Single-Use Systems Become the Norm

Awareness of Economic Benefits Has Propelled This Trend

  • Mimicking Large-Scale Reactors

    Click Image To Enlarge +
    New Brunswick Scientific’s CelliGen® BLU single-use vessels feature a rigid-wall design that eliminates the risk of folding stress common to bag designs.

    One of the knocks on early-stage use of disposables is significant difference in form factor between low-volume, development-stage cell culture performed in plastic, and full-scale processing in stainless steel. Richard Mirro, a product manager at New Brunswick Scientific (NBS) provided some insights into this discrepancy and how to overcome it.

    He described new products from NBS that include 5 L and 14 L stirred-tank single-use vessels that replicate traditional autoclavable bench-scale reactors “while providing all the benefits of disposable technology.” A key component of the new reactors is their stirred-tank design, which mimics agitation mechanisms in larger stainless steel bioreactors.

    “The downside of competing products is the difficulty in transferring from a rocker-based system to a 5,000 liter fixed-tank system,” Mirro said. “Unless you’re transferring to a similar system, there are scalability issues.”

    The new bioreactors are constructed from translucent, USP Class 6 polycarbonate or polystyrene, making the reactors light and easy to move around, Mirro noted. They are fitted with noninvasive pH and dissolved oxygen sensors.

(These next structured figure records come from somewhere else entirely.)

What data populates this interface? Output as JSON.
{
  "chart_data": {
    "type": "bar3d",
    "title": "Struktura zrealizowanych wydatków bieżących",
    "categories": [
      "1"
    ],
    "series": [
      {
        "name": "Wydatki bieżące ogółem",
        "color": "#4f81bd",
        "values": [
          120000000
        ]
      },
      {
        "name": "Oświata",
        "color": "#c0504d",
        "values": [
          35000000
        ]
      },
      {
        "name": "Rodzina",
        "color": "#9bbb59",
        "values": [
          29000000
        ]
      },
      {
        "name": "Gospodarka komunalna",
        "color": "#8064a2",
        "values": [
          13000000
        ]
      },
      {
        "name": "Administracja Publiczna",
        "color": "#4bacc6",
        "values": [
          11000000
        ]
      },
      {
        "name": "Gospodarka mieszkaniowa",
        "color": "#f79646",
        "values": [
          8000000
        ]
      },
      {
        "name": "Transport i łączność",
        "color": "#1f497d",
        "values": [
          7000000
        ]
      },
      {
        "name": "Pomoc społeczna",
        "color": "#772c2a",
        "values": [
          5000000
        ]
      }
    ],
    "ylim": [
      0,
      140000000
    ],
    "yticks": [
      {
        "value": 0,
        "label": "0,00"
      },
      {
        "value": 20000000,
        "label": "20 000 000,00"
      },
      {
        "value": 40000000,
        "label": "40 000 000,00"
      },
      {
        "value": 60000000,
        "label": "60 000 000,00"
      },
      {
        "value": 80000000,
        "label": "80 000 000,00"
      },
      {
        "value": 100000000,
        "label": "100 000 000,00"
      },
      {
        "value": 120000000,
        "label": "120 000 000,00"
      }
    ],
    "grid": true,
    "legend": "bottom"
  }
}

As fully disposable systems, they require no cleaning or autoclaving or unthreading of ports or head plates. “You wouldn’t ever think they were made of plastic,” he said.

    What if someone is tempted to re-use them? “The reactors are designed specifically to prevent re-use,” Mirro assured. “You can’t clean or disassemble them without damaging them. They’re basically uncleanable, and because they’re made from plastics they can’t be autoclaved without deforming.”

    The single-use bioreactors are a bit more expensive than plastic film bio-bags, but their advantages more than make up for the extra cost, according to Mirro. “Compared with a traditional reactor, dollar for dollar, you’re either breaking even or saving significant money if you calculate in autoclaving, cleaning solutions, and validation, plus the additional effort saved in tech transfer and upscaling.”